Cohen from In the Public Interest analyzes the choice more cynically, saying that too many policy leaders look for private investment instead of making the difficult choice of raising taxes. He said there’s little worry because the policy leaders often leave office before there’s blowback from an increase in fees or tolls. “They don’t have to answer the question in eight years about what happened to the tolls when they’re tripled,” Cohen said.

Financial risks for taxpayers

In fact, a key selling point of public-private partnerships has been the financial protection of taxpayers. The private sector typically assumes most of the risk in the deal. When the private backers of the Indiana toll road filed for bankruptcy in 2014, for example, taxpayers there didn’t see a loss.

However, that’s not always the case.

At least three times in the past seven years taxpayers have been on the hook for business failures, each stemming from a federal loan program — called the Transportation Infrastructure Finance and Innovation Act (TIFIA) — which President Trump wants to grow.

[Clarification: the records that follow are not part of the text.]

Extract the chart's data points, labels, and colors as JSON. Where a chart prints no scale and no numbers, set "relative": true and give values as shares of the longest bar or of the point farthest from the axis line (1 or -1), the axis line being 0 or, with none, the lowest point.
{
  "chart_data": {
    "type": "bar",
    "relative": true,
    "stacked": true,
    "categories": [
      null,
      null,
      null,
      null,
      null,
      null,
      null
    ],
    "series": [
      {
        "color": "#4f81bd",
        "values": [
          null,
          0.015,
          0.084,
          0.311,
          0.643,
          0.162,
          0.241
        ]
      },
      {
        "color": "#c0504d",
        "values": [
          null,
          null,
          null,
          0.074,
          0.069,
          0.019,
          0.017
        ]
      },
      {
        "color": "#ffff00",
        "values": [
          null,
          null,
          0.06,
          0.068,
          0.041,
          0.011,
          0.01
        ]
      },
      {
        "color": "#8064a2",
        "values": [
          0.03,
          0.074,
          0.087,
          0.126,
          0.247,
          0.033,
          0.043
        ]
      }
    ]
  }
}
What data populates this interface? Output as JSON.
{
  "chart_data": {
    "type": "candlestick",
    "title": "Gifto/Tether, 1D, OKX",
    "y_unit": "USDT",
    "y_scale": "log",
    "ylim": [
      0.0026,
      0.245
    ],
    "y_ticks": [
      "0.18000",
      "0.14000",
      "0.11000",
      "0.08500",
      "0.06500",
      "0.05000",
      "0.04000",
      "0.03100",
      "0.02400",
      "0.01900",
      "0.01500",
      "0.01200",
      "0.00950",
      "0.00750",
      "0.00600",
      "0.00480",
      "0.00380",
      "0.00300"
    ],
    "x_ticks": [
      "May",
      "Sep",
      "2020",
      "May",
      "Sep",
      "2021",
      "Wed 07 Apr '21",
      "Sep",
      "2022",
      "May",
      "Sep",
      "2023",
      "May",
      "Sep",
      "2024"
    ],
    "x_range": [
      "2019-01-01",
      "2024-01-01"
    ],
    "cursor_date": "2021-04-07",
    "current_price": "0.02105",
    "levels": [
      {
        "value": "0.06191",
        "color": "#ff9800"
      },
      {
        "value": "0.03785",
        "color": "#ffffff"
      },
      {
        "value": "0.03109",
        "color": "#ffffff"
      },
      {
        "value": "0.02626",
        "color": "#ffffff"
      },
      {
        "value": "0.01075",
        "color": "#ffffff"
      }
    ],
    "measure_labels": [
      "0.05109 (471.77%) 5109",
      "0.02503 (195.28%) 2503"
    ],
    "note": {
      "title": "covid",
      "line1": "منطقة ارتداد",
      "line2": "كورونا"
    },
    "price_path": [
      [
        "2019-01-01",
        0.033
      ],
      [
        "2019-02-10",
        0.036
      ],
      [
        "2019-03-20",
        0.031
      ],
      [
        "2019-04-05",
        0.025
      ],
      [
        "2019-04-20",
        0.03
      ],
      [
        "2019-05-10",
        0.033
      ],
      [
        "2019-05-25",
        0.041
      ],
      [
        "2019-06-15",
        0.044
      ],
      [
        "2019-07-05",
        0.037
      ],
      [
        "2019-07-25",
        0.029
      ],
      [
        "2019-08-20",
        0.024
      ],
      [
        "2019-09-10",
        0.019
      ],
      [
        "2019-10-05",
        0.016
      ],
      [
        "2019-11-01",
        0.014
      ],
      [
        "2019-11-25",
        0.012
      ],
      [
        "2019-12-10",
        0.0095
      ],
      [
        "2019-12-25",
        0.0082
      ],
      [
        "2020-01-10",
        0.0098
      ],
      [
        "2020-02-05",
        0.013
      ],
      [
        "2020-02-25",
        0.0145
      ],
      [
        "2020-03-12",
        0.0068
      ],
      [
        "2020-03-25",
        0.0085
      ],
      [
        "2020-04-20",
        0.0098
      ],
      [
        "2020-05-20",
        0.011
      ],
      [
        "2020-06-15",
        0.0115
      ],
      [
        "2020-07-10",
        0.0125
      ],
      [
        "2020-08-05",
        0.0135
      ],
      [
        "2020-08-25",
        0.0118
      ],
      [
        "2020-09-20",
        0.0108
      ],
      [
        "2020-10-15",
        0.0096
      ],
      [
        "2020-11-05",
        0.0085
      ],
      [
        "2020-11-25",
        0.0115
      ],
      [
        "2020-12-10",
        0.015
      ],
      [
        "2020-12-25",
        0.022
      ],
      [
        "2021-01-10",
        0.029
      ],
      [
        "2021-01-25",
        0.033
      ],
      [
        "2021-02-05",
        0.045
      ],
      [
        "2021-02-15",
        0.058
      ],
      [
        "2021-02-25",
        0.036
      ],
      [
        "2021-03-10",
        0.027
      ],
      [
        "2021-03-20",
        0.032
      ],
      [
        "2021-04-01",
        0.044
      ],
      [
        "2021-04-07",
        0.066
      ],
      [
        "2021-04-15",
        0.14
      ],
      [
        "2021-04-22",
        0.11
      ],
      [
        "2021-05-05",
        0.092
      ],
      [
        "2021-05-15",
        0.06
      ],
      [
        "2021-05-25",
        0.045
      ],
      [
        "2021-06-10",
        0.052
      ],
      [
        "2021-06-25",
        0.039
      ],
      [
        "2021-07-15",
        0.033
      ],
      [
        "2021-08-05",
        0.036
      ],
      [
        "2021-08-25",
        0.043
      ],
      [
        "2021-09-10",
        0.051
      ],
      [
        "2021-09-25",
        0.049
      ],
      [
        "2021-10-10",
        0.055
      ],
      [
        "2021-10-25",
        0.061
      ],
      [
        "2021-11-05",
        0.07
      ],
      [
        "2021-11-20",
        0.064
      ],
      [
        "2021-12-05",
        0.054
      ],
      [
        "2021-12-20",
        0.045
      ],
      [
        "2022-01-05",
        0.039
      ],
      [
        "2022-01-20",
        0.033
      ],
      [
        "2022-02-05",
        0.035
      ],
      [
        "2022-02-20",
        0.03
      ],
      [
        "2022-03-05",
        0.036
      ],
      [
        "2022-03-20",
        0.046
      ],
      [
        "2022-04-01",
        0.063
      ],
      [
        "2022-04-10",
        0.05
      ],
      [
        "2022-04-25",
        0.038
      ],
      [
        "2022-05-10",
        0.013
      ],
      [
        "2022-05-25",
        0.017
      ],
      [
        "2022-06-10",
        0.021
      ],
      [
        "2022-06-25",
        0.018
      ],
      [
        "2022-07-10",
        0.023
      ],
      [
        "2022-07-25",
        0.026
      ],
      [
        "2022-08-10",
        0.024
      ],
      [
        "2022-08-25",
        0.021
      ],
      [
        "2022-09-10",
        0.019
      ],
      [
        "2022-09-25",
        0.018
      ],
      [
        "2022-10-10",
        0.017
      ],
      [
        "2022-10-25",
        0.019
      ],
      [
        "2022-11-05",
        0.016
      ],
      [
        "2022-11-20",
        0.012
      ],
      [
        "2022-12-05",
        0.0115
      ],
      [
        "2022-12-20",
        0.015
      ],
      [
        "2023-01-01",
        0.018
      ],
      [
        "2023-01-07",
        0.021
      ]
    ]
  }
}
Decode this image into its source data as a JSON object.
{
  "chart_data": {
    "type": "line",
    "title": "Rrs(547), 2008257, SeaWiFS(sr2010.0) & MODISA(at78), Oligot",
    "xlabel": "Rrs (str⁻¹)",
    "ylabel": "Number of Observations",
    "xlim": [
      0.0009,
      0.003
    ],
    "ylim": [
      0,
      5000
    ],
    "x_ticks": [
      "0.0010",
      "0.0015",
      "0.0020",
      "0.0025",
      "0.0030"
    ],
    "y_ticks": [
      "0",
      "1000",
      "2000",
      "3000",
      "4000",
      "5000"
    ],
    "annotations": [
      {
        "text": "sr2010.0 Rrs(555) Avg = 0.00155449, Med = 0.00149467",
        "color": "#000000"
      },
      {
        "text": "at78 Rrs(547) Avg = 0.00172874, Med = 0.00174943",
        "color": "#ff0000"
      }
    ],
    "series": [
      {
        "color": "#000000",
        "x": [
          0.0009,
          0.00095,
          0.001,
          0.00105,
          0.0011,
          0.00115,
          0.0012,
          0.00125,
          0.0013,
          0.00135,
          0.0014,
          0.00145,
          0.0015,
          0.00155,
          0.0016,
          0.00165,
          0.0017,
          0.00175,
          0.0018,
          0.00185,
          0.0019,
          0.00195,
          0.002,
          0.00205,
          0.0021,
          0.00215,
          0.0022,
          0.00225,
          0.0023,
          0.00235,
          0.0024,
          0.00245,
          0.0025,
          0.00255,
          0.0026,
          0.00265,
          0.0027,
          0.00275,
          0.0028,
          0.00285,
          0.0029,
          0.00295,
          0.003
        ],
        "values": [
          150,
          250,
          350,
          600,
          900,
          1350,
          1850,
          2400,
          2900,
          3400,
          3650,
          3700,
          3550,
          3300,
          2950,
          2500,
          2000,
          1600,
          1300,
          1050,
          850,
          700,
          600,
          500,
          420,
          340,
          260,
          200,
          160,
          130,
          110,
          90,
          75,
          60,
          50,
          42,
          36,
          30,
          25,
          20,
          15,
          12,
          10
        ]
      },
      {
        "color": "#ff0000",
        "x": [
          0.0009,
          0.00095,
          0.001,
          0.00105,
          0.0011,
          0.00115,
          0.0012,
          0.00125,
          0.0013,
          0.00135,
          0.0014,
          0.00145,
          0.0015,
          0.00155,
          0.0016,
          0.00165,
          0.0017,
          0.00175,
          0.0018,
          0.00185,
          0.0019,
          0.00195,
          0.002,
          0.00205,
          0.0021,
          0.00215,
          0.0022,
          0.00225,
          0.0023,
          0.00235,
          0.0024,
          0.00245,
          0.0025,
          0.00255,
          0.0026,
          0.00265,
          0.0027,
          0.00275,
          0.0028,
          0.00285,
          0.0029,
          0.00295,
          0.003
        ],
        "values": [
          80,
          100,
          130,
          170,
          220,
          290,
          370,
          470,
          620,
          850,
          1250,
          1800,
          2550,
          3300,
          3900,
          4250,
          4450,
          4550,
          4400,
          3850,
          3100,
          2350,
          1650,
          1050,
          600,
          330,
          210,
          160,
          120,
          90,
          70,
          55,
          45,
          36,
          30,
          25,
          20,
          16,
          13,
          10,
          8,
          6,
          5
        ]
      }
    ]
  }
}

The program helps finance transportation projects through direct loans, loan guarantees and lines of credit. In budget documents, the Trump Administration claims TIFIA is a success.

“One dollar of TIFIA subsidy leverages roughly $40 in project value. If the amount of TIFIA subsidy was increased to $1 billion annually for 10 years, that could leverage up to $140 billion in credit assistance, and approximately $424 billion in total investment,” the document states.

But TIFIA loans have put taxpayers at risk:

  • In 2010, the private investors of the South Bay Expressway in California declared bankruptcy. When the investors emerged from bankruptcy in 2011, the U.S. Department of Transportation took a $47 million loss on a $140 million loan that helped finance the road.
  • In 2014, the U.S. Department of Transportation sold a federal loan it held on the Pocahontas Parkway in Virginia to private investors at a 59 percent loss. Anthony Foxx, who was the Transportation secretary, said he chose to sell the loan after private investors signaled they were losing money on the nearly 9-mile toll road near Richmond.
  • And the bankrupt Texas highway — State Highway 130 — was initially financed with a $430 million federal loan. It emerged from bankruptcy in June with new ownership and $260 million in new financing. The federal government received $16 million for the loan.

The Texas agreement also brings an ironic twist: The investors who insisted the private sector could manage transportation projects better than the public sector will now answer to a new owner: the federal government, which now has a 34 percent stake in the toll road.

Maria Curi, Ryan Katz and Andy Kruse contributed to this report.